Delta backup stuck on "Clean VM Directory" for a long time

norpan

Hi,

I have problems with delta backup which take a long time to finish.
The remote is in a local Minio instance to buckets with a retention-policy set to get immutable backups.
I has been working fine for about 4 month but it's after that it got bad.

First of all, I'm not sure it's related to the long backup times but I get some of these in the logs and my guess it's because with retention enabled Minio keeps empty directories/prefixes until the deleted files exceeds than the retention period:

no alias references VHD

Transfer and Merge seems quite ok and I think it is "Clean VM Directory" which is the culprit, it can go on for hours.
At first I thought the long backup times could be related to performance on Minio but I can't see any S3 requests at that time.
During my troubleshooting I start to think it's the backup-process which is idle or waiting and will continue after a timeout but I don't know how to debug this further.
There have been a few timeout logged:

            "message": "Connection timed out after 600000 ms",
            "stack": "TimeoutError: Connection timed out after 600000 ms\n    at ClientRequest.<anonymous> (/opt/xen-orchestra/node_modules/@aws-sdk/node-http-handler/node_modules/@smithy/node-http-handler/dist-cjs/set-socket-timeout.js:7:30)\n    at Object.onceWrapper (node:events:632:28)\n    at ClientRequest.emit (node:events:518:28)\n    at ClientRequest.patchedEmit [as emit] (/opt/xen-orchestra/@xen-orchestra/log/configure.js:52:17)\n    at TLSSocket.emitRequestTimeout (node:_http_client:863:9)\n    at Object.onceWrapper (node:events:632:28)\n    at TLSSocket.emit (node:events:530:35)\n    at TLSSocket.patchedEmit [as emit] (/opt/xen-orchestra/@xen-orchestra/log/configure.js:52:17)\n    at Socket._onTimeout (node:net:604:8)\n    at listOnTimeout (node:internal/timers:588:17)"

I have adjusted Concurrency both up and down, with a lower value the timeout seems to be avoided, but even without there errors the backup times is just as large.

Some assistance would be much appreciated.

olivierlambert

Hi,

Sadly, even if Minio is probably better than others (eg BackBlaze), they can suffer from various issues. There's a reason why we only provide official pro support on AWS.

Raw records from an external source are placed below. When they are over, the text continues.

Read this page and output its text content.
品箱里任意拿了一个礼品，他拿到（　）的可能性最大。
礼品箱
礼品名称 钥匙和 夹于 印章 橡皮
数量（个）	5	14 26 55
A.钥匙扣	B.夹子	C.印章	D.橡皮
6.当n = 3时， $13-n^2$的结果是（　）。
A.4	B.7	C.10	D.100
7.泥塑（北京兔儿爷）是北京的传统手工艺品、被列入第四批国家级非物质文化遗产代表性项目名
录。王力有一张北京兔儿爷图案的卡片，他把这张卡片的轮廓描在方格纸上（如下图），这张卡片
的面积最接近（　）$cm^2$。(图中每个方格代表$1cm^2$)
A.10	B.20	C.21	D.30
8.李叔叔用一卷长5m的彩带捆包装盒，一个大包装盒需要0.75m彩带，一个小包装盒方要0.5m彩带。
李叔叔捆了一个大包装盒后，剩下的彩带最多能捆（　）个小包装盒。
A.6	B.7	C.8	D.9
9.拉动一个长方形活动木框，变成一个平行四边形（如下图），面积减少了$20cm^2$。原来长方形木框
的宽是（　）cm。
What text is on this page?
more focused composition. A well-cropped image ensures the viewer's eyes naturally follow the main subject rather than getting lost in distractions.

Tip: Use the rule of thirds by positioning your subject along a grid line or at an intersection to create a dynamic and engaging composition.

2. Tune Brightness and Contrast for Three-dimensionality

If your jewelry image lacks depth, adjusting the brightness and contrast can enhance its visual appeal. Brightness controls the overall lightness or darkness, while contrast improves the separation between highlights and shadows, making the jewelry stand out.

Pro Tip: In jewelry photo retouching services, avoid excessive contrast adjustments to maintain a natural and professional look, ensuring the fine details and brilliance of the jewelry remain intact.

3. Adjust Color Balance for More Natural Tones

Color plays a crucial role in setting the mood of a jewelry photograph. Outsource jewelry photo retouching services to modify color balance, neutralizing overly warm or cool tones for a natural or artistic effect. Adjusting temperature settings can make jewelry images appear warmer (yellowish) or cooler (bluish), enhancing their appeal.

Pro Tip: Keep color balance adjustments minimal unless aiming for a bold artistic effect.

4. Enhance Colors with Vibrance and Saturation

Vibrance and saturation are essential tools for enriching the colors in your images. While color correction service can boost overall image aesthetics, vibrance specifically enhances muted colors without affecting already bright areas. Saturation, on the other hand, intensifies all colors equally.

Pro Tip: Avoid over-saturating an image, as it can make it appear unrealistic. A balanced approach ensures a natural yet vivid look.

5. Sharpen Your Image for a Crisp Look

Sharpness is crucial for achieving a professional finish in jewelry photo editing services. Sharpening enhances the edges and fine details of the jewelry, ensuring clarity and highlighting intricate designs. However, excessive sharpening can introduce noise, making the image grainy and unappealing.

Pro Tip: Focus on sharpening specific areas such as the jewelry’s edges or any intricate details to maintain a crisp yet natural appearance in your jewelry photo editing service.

Would it be possible to test another provider to double check it's not XO related?

norpan

One thing I've notices is that if I do a trace in Minio I see no S3-requests but suddenly it shows a couple of s3.list_objects_v2 witch gives status 499 and the duration is just about 10 minutes. But this gives no timeoutin the backuplog.

Are you thinking about test a public provider such as AWS?
I'm not sure we are able to do so. One thing I'm about to do is to test a newer version of Minio in docker on another server running Ubuntu 24.04
As of now it's an older version running native on a OmniOS server ontop of ZFS-storage.

Is there a way to get more verbose logging from the backup job?

olivierlambert

Adding @florent in the loop

florent

@olivierlambert we have a WIP for S3 to improve the listting performance . It will take a few days before having a testable fix

olivierlambert

Fine by me!

norpan

That sounds interesting, the backups are on a new remote on a new Minio-instance so the issue is handled for now. I guess we will see over time if the backup times increases.